Was mache ich nun mit meinem Asyl, trotz Mappe und Lampe? Eine schlimme Frage, namentlich bei meiner grossen Zerstreutheit. – Ich überlege mir das hin und her. Soll ich mir noch einmal eine Zeit setzen, eine gewisse Anzahl von Jahren, vielleicht fünf? Wie fang ich's an, diese Jahre zu gewinnen? Das wird mir sehr schwer, und eigentlich begreife ich gar nicht, wie? Meine Bedürfnisse mehren sich: ich habe einen doppelten Hausstand zu unterhalten, zwei ganz elende! – Da bin ich denn endlich auf meine Person verfallen. Nach meinen Werken fragt Niemand: die Welt kennt und beachtet nur den Virtuosen. Nun hat mir die Noth aber gezeigt, dass ich auch ein Virtuos bin. An der Spitze eines Orchesters scheine ich diese Wirkung auf die Menschen hervorzubringen. Die Ungarn, die keinen Begriff von meiner Musik hatten, und auf ihrem Nationaltheater einzig von Verdi u.s.w. leben, erfassten jedes meiner Stücke aus Nibelungen, Tristan, Meistersinger, ganz unglaublich lebhaft, – wie es deutlich war, weil ich sie ihnen auf- und vorführte. So sage ich mir denn, wenn ich mir jetzt so überlege, wie ich meine »Zeit« gewinnen wollte, ich müsse herumreisen und Conzerte geben. Dazu werde ich ganz wahrscheinlich auch greifen. Nur ist das Schlimme, ich halte das nicht oft und lange aus. Meine Ueberanstrengung bei solchen Aufführungen und Proben ist maasslos. Doch versuchen will ich's. Vielleicht arrangiren Sie mir, wenn ich Sie darum angehe, selbst in Zürich so ein neues Bruchstück – »Conzert«; nur möchte es dort schwer fallen, denn meine arme »Person« braucht sehr viel andere Personen, um persönlich wirken zu können. Doch, sei dem wie ihm wolle, Sie werden nächstens erfahren, dass ich irgendwo wieder Conzerte gebe: die Einen werden sagen: »ah, der will sich Geld machen!« – wenige Andere vielleicht: »man sagt, er wolle sterben!« –

Aber vielleicht geht Alles ganz gut ab, und mein Asyl (das wie vielste?) kommt mir noch einmal zu statten: die Lampe leuchtet noch, die Mappe füllt sich, und – ein Theeservice (mein altes ist mir unerreichbar!) erquickt mich behaglich.

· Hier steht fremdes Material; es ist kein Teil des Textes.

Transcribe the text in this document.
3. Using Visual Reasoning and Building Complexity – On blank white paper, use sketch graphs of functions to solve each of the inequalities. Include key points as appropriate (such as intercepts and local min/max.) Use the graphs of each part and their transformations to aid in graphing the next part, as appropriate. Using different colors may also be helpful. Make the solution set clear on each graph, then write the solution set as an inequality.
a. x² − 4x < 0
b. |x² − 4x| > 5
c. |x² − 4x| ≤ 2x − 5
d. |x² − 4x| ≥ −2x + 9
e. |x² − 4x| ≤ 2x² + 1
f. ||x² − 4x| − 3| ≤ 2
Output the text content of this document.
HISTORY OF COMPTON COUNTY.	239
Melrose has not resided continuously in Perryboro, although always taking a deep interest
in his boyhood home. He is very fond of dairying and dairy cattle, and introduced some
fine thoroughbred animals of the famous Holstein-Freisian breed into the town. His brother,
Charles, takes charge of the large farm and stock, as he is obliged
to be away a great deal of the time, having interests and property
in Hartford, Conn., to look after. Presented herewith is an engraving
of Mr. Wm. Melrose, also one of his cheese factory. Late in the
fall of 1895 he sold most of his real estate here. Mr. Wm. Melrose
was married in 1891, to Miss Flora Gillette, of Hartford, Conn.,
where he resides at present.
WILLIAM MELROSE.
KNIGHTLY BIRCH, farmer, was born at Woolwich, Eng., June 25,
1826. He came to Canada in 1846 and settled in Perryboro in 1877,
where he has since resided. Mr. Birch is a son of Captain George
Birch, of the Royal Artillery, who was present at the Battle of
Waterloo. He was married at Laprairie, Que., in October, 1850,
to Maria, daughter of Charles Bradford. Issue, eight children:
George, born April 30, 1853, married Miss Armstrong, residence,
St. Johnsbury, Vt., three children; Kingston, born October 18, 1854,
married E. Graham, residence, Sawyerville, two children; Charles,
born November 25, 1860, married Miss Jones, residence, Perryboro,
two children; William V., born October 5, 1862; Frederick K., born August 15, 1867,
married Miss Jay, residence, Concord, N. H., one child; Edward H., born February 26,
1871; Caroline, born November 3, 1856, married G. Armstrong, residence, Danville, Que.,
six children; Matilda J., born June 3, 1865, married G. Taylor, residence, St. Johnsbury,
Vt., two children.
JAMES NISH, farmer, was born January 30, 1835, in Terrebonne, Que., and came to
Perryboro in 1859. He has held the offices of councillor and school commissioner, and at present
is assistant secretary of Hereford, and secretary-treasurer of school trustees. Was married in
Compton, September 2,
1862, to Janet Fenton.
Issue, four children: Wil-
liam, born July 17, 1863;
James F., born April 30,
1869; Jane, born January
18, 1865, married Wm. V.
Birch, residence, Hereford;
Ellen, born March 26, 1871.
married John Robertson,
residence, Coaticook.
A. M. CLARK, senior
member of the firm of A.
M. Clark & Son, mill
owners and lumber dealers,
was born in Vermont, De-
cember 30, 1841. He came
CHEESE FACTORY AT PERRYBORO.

Gott! es ist Alles möglich, und obwohl ich immer Schmerz und Pein in meinem nervenzermarterten Leibe empfinde, lacht doch mein Arzt, wenn ich ihn frage, ob das nicht endlich bald einmal zu einer zerstörenden Krankheit führen müsse. Das soll Einem nun frischen Muth machen! In Wahrheit, man befindet sich elend, aber man befindet sich. Nur die völlige Einsamkeit kann ich nicht mehr ertragen: mit dem alten Jagdhunde, den mir mein Hauswirth geschenkt hat, geht es doch nicht allein. Mit meinem 50sten Jahre ist mir so eine Sehnsucht nach einem töchterlichen Elemente gekommen. Als Bülow vor Kurzem in Berlin mir sein kleines Töchterchen, mit dem Bedauern, dass es nur ein Töchterchen sei, präsentirte, leuchtete mir etwas auf, und ich sagte ihm: sei froh, an dieser Tochter wirst du grosse Freude haben. Mir ward neulich ein junges Mädchen von 17 Jahren aus unbescholtener Familie als sanft, dienstwillig und recht unverdorben empfohlen. Ich nahm sie in's Haus, mir den Thee zu serviren, meine Sachen in Ordnung zu halten, und bei Tische und des Abends zugegen zu sein. Gott, welche Pein für mich, das arme Kind, ohne es zu ersichtlich zu kränken, wieder aus dem Hause zu bekommen! Sie langweilte sich fürchterlich, sehnte sich in die Stadt zurück, gab sich aber wieder alle Mühe, das zu verbergen, so dass ich mir nur dadurch wieder endlich einmal ein relatives Glück erschuf, dass ich sie los ward, wozu mir meine Verreisung helfen musste! – Ach Gott! Und doch wäre es leicht, mich zu befriedigen: ich hab' die Erfahrung, wie gut ich mir schon mit meinen Dienstboten helfe. Ich dachte an Vreneli, die mich in Luzern bediente: sie konnte nicht abkommen. Neuerdings hat sich die ältere Schwester des heimgeschickten Mädchens bei mir gemeldet: sie ist erfahrener, gemessen, scheint sanft und ist nicht unangenehm. Ich denke wohl nun, mit der es noch einmal zu versuchen.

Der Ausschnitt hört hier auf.